The LIBRE Initiative — a grassroots organization funded by the billionaire Koch brothers that exposes Hispanic communities to conservative viewpoints — hosted the event featuring Nevada’s Republican senator.
“As tired as I am right now, I think I am running on adrenaline right now after we were able to achieve such a historic piece of legislation,” Heller told a crowd gathered in a Palace Station ballroom.
The comment drew some cheers and jeers, which has become par for the course any time Heller attends a public forum in Southern Nevada. Organizers led more than a handful of people out of the room during the event after they interrupted and repeatedly shouted at the senator. The first disrupter pointed his finger at Heller and demanded to know if he had read the tax bill.
The question prompted Heller to reply via Twitter shortly after the event: “I was asked earlier today if I read the tax bill… Read it? I helped write it!”
Despite the sometimes-hostile crowd, Heller spent nearly 50 minutes onstage with LIBRE Initiative’s president, Daniel Garza, mostly explaining his support of the tax reform package. He emphasized the bill’s ability to keep the United States competitive — by lowering the corporate tax rate from 35 percent to 20 percent — and thereby creating jobs and increasing wages.
“The White House does understand something that we’ve been talking about for years and that is you cannot tax your way out of this deficit problem,” he said. “You can’t cut spending enough to solve this deficit problem. What you have to do is grow this economy.”
At one point, Garza asked Heller how the tax plan would help members of the Las Vegas community, which has a median household income below the national average.

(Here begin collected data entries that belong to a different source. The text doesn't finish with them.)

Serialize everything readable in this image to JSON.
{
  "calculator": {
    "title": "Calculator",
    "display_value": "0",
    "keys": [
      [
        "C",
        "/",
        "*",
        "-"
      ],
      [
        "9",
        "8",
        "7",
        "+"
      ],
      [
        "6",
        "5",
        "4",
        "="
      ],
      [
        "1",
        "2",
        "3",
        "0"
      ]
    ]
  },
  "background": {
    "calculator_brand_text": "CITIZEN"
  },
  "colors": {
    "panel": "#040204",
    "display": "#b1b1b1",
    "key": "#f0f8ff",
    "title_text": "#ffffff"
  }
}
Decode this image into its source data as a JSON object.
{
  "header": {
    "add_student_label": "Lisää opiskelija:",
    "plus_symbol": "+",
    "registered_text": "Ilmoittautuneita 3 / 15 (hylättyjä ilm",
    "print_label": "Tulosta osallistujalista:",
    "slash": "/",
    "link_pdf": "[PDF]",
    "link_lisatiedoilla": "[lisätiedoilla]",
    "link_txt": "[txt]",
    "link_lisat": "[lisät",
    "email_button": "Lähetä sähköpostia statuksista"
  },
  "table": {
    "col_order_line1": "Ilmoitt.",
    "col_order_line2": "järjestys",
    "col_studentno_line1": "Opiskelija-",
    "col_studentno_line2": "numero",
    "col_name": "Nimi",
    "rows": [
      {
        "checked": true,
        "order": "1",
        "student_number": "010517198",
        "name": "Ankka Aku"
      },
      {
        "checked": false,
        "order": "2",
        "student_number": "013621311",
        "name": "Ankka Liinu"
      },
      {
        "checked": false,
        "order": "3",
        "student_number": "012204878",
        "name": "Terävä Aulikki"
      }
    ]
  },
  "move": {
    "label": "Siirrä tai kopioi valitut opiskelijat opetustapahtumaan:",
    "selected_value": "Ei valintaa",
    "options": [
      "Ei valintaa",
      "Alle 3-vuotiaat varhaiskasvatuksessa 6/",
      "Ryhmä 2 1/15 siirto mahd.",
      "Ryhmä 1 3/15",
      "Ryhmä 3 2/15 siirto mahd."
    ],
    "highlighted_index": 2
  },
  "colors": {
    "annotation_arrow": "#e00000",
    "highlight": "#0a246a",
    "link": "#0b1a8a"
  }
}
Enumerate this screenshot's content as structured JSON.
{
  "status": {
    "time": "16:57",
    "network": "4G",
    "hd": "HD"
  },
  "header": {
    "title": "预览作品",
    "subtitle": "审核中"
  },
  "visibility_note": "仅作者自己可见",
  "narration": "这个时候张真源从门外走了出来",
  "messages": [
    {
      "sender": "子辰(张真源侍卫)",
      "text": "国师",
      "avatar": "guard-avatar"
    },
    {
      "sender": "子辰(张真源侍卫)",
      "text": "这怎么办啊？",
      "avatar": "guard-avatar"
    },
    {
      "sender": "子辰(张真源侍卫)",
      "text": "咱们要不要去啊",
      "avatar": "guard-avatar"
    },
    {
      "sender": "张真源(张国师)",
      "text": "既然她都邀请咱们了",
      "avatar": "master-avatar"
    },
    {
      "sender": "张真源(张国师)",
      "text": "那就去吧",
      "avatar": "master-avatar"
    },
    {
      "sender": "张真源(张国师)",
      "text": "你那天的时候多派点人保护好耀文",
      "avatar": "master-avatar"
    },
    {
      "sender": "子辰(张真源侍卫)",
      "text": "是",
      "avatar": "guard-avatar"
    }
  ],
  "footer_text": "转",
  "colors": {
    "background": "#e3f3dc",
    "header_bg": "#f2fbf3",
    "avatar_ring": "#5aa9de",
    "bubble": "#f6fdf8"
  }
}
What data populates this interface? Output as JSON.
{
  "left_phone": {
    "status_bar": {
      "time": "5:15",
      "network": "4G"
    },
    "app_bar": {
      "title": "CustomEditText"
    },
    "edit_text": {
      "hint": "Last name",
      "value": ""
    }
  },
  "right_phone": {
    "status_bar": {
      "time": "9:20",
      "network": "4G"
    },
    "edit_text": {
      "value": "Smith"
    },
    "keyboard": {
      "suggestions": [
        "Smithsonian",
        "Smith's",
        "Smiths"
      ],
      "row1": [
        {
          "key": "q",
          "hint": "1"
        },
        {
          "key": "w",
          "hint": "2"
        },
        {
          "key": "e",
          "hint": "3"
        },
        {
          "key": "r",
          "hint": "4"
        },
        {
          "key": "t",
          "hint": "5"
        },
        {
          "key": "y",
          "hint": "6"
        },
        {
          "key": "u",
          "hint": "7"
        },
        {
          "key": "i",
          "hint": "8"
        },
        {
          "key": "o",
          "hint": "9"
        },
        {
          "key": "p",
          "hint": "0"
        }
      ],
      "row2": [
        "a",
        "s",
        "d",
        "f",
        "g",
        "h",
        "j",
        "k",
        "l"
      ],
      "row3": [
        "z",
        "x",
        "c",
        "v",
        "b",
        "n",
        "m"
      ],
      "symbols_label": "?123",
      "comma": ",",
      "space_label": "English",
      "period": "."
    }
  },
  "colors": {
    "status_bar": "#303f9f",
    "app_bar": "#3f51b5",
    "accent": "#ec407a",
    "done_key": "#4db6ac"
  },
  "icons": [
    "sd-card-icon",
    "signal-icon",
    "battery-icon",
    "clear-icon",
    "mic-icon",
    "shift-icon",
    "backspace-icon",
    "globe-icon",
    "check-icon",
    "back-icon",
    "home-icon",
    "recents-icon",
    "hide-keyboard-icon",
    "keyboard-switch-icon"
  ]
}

Heller pointed to reforms such as doubling the standard deduction and increasing the child tax credit — the latter of which he said was his amendment (he had proposed a doubling of the credit with South Carolina's Tim Scott) — as ways the tax bill will help local families. But he also acknowledged the measure could be a work in progress.
“Nothing is perfect and we realize that we’ll probably have to make some adjustments down the road, but this is what we could pass today,” he said.
Heller, who’s facing re-election in 2018, also rejected the notion that the bill favors the wealthy. He said that’s the standard mantra used by Democrats anytime there’s a tax reform effort.
“It’s not about the top,” he said. “It’s about the middle income. It’s about those that the do the work on a day-to-day basis — making sure we can increase your salaries and that your job is secure.
Tax reform isn’t a done deal yet. The bill now heads to the House, which must decide if it wants to pass the Senate version or go to conference to reconcile differences between the two Republican-led measures. The House passed its GOP-backed tax reform bill last month.
“Just because it has passed out of both houses doesn’t mean our work is done,” Heller said, encouraging people to call their congressional representatives.
But a tax package isn’t the only major piece of legislation that Heller thinks could be accomplished before the the holidays. The senator expressed confidence that Congress will begin looking at immigration policies and possibly enact a legislative fix to the Deferred Action for Childhood Arrivals program by the end of the year.
President Trump in September ordered the gradual wind-down of the DACA program, which has shielded immigrants brought illegally to the country as children from deportation. In doing so, Trump put pressure on Congress to act on the issue.
“I feel very, very strongly that we’re going to get there,” Heller said.